Publié le 16 août 2013 par Donquichotte

« À mesure que nous devenons riches, nos idées se rouillent ».

Edgard Allan Poe

« Habitations imaginaires »

Jeune, j’ai lu Poe, mais je ne crois pas avoir connu ce texte. Sa lecture me confond, mais le fait que le texte ait été traduit de l’anglais au français par Baudelaire m’a d’abord intrigué, puis décidé à le lire. Bien m’en a pris.

J’ai lu d’abord la notice (postface) de Lionel Menasché. J’y ai appris que les trois textes de ce livre ont des ramifications (la notice parle d’une unité d’inspiration) qui ont amené Baudelaire à les rassembler. Celui-ci sélectionnait les textes de Poe, il les organisait et les traduisait. Menasché nous dit que l’on va trouver dans ces textes une « question centrale » qui est celle de la fabrication du bonheur, elle-même indissociable d’une quête de beauté chez Poe, pour qui la contamination du réel par l’élément poétique est un enjeu récurrent.
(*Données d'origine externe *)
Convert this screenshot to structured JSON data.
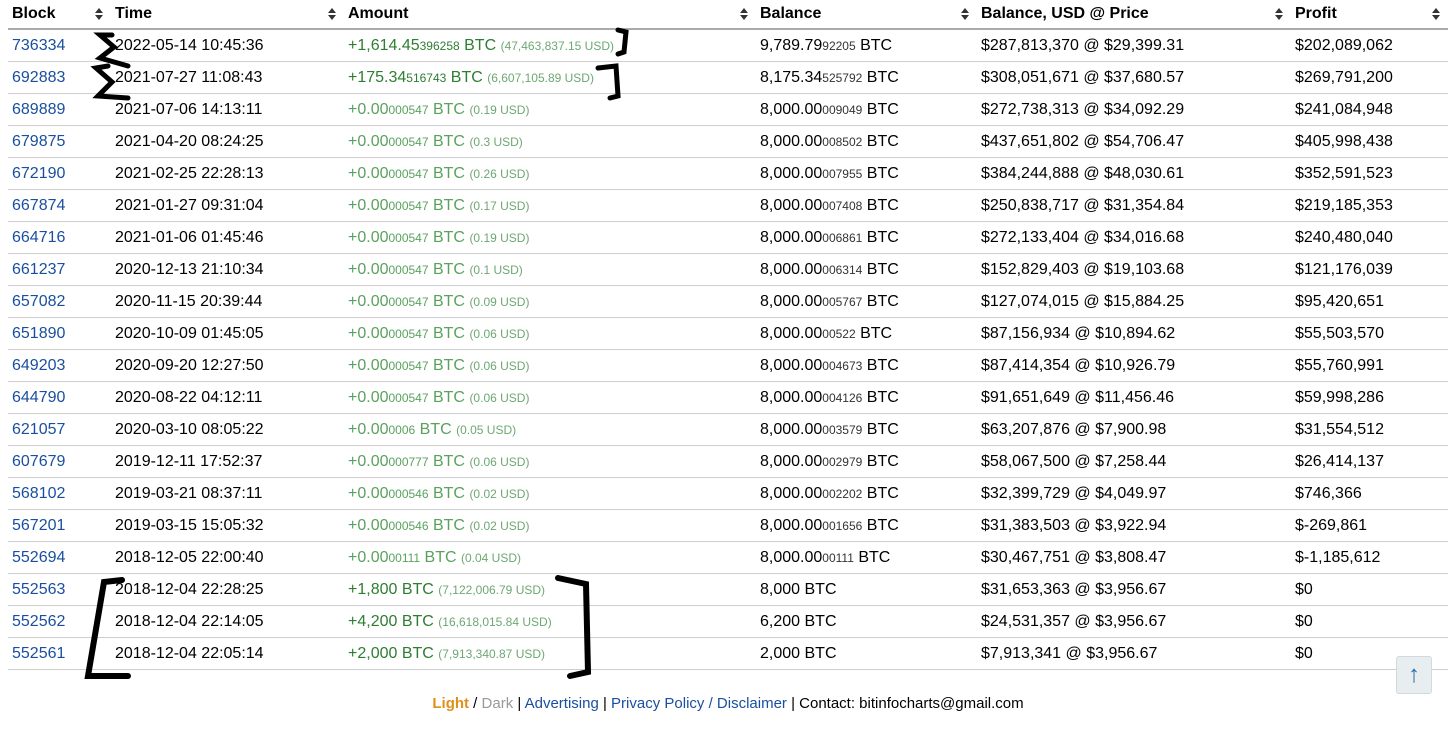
{
  "columns": [
    "Block",
    "Time",
    "Amount",
    "Balance",
    "Balance, USD @ Price",
    "Profit"
  ],
  "rows": [
    {
      "block": "736334",
      "time": "2022-05-14 10:45:36",
      "amt_main": "+1,614.45",
      "amt_frac": "396258",
      "amt_unit": " BTC",
      "amt_usd": "(47,463,837.15 USD)",
      "bal_main": "9,789.79",
      "bal_frac": "92205",
      "bal_unit": " BTC",
      "usd": "$287,813,370 @ $29,399.31",
      "profit": "$202,089,062"
    },
    {
      "block": "692883",
      "time": "2021-07-27 11:08:43",
      "amt_main": "+175.34",
      "amt_frac": "516743",
      "amt_unit": " BTC",
      "amt_usd": "(6,607,105.89 USD)",
      "bal_main": "8,175.34",
      "bal_frac": "525792",
      "bal_unit": " BTC",
      "usd": "$308,051,671 @ $37,680.57",
      "profit": "$269,791,200"
    },
    {
      "block": "689889",
      "time": "2021-07-06 14:13:11",
      "amt_main": "+0.00",
      "amt_frac": "000547",
      "amt_unit": " BTC",
      "amt_usd": "(0.19 USD)",
      "bal_main": "8,000.00",
      "bal_frac": "009049",
      "bal_unit": " BTC",
      "usd": "$272,738,313 @ $34,092.29",
      "profit": "$241,084,948"
    },
    {
      "block": "679875",
      "time": "2021-04-20 08:24:25",
      "amt_main": "+0.00",
      "amt_frac": "000547",
      "amt_unit": " BTC",
      "amt_usd": "(0.3 USD)",
      "bal_main": "8,000.00",
      "bal_frac": "008502",
      "bal_unit": " BTC",
      "usd": "$437,651,802 @ $54,706.47",
      "profit": "$405,998,438"
    },
    {
      "block": "672190",
      "time": "2021-02-25 22:28:13",
      "amt_main": "+0.00",
      "amt_frac": "000547",
      "amt_unit": " BTC",
      "amt_usd": "(0.26 USD)",
      "bal_main": "8,000.00",
      "bal_frac": "007955",
      "bal_unit": " BTC",
      "usd": "$384,244,888 @ $48,030.61",
      "profit": "$352,591,523"
    },
    {
      "block": "667874",
      "time": "2021-01-27 09:31:04",
      "amt_main": "+0.00",
      "amt_frac": "000547",
      "amt_unit": " BTC",
      "amt_usd": "(0.17 USD)",
      "bal_main": "8,000.00",
      "bal_frac": "007408",
      "bal_unit": " BTC",
      "usd": "$250,838,717 @ $31,354.84",
      "profit": "$219,185,353"
    },
    {
      "block": "664716",
      "time": "2021-01-06 01:45:46",
      "amt_main": "+0.00",
      "amt_frac": "000547",
      "amt_unit": " BTC",
      "amt_usd": "(0.19 USD)",
      "bal_main": "8,000.00",
      "bal_frac": "006861",
      "bal_unit": " BTC",
      "usd": "$272,133,404 @ $34,016.68",
      "profit": "$240,480,040"
    },
    {
      "block": "661237",
      "time": "2020-12-13 21:10:34",
      "amt_main": "+0.00",
      "amt_frac": "000547",
      "amt_unit": " BTC",
      "amt_usd": "(0.1 USD)",
      "bal_main": "8,000.00",
      "bal_frac": "006314",
      "bal_unit": " BTC",
      "usd": "$152,829,403 @ $19,103.68",
      "profit": "$121,176,039"
    },
    {
      "block": "657082",
      "time": "2020-11-15 20:39:44",
      "amt_main": "+0.00",
      "amt_frac": "000547",
      "amt_unit": " BTC",
      "amt_usd": "(0.09 USD)",
      "bal_main": "8,000.00",
      "bal_frac": "005767",
      "bal_unit": " BTC",
      "usd": "$127,074,015 @ $15,884.25",
      "profit": "$95,420,651"
    },
    {
      "block": "651890",
      "time": "2020-10-09 01:45:05",
      "amt_main": "+0.00",
      "amt_frac": "000547",
      "amt_unit": " BTC",
      "amt_usd": "(0.06 USD)",
      "bal_main": "8,000.00",
      "bal_frac": "00522",
      "bal_unit": " BTC",
      "usd": "$87,156,934 @ $10,894.62",
      "profit": "$55,503,570"
    },
    {
      "block": "649203",
      "time": "2020-09-20 12:27:50",
      "amt_main": "+0.00",
      "amt_frac": "000547",
      "amt_unit": " BTC",
      "amt_usd": "(0.06 USD)",
      "bal_main": "8,000.00",
      "bal_frac": "004673",
      "bal_unit": " BTC",
      "usd": "$87,414,354 @ $10,926.79",
      "profit": "$55,760,991"
    },
    {
      "block": "644790",
      "time": "2020-08-22 04:12:11",
      "amt_main": "+0.00",
      "amt_frac": "000547",
      "amt_unit": " BTC",
      "amt_usd": "(0.06 USD)",
      "bal_main": "8,000.00",
      "bal_frac": "004126",
      "bal_unit": " BTC",
      "usd": "$91,651,649 @ $11,456.46",
      "profit": "$59,998,286"
    },
    {
      "block": "621057",
      "time": "2020-03-10 08:05:22",
      "amt_main": "+0.00",
      "amt_frac": "0006",
      "amt_unit": " BTC",
      "amt_usd": "(0.05 USD)",
      "bal_main": "8,000.00",
      "bal_frac": "003579",
      "bal_unit": " BTC",
      "usd": "$63,207,876 @ $7,900.98",
      "profit": "$31,554,512"
    },
    {
      "block": "607679",
      "time": "2019-12-11 17:52:37",
      "amt_main": "+0.00",
      "amt_frac": "000777",
      "amt_unit": " BTC",
      "amt_usd": "(0.06 USD)",
      "bal_main": "8,000.00",
      "bal_frac": "002979",
      "bal_unit": " BTC",
      "usd": "$58,067,500 @ $7,258.44",
      "profit": "$26,414,137"
    },
    {
      "block": "568102",
      "time": "2019-03-21 08:37:11",
      "amt_main": "+0.00",
      "amt_frac": "000546",
      "amt_unit": " BTC",
      "amt_usd": "(0.02 USD)",
      "bal_main": "8,000.00",
      "bal_frac": "002202",
      "bal_unit": " BTC",
      "usd": "$32,399,729 @ $4,049.97",
      "profit": "$746,366"
    },
    {
      "block": "567201",
      "time": "2019-03-15 15:05:32",
      "amt_main": "+0.00",
      "amt_frac": "000546",
      "amt_unit": " BTC",
      "amt_usd": "(0.02 USD)",
      "bal_main": "8,000.00",
      "bal_frac": "001656",
      "bal_unit": " BTC",
      "usd": "$31,383,503 @ $3,922.94",
      "profit": "$-269,861"
    },
    {
      "block": "552694",
      "time": "2018-12-05 22:00:40",
      "amt_main": "+0.00",
      "amt_frac": "00111",
      "amt_unit": " BTC",
      "amt_usd": "(0.04 USD)",
      "bal_main": "8,000.00",
      "bal_frac": "00111",
      "bal_unit": " BTC",
      "usd": "$30,467,751 @ $3,808.47",
      "profit": "$-1,185,612"
    },
    {
      "block": "552563",
      "time": "2018-12-04 22:28:25",
      "amt_main": "+1,800",
      "amt_frac": "",
      "amt_unit": " BTC",
      "amt_usd": "(7,122,006.79 USD)",
      "bal_main": "8,000",
      "bal_frac": "",
      "bal_unit": " BTC",
      "usd": "$31,653,363 @ $3,956.67",
      "profit": "$0"
    },
    {
      "block": "552562",
      "time": "2018-12-04 22:14:05",
      "amt_main": "+4,200",
      "amt_frac": "",
      "amt_unit": " BTC",
      "amt_usd": "(16,618,015.84 USD)",
      "bal_main": "6,200",
      "bal_frac": "",
      "bal_unit": " BTC",
      "usd": "$24,531,357 @ $3,956.67",
      "profit": "$0"
    },
    {
      "block": "552561",
      "time": "2018-12-04 22:05:14",
      "amt_main": "+2,000",
      "amt_frac": "",
      "amt_unit": " BTC",
      "amt_usd": "(7,913,340.87 USD)",
      "bal_main": "2,000",
      "bal_frac": "",
      "bal_unit": " BTC",
      "usd": "$7,913,341 @ $3,956.67",
      "profit": "$0"
    }
  ],
  "footer": {
    "light": "Light",
    "sep1": " / ",
    "dark": "Dark",
    "sep2": " | ",
    "advertising": "Advertising",
    "sep3": " | ",
    "privacy": "Privacy Policy / Disclaimer",
    "sep4": " | ",
    "contact": "Contact: bitinfocharts@gmail.com"
  },
  "back_to_top": "↑",
  "colors": {
    "link": "#1a4fa0",
    "amount": "#2e7d32",
    "accent": "#e0901a"
  }
}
Il est préoccupé par la transformation du monde et par l’idée que la Nature lui semble imparfaite (On peut parler dans son cas de Surnaturalisme; on le verra dans le premier texte).

Le domaine d’Arnheim (texte 1)

Le narrateur (Poe) parle de son ami Ellison (Poe toujours) qui réfute le dogme que dans « la nature même de l’homme gît un principe mystérieux, ennemi du bonheur ». Ainsi pas de catastrophisme dans sa vision de l’homme (né pour un petit pain – on a beau faire, il y a un Karma… ).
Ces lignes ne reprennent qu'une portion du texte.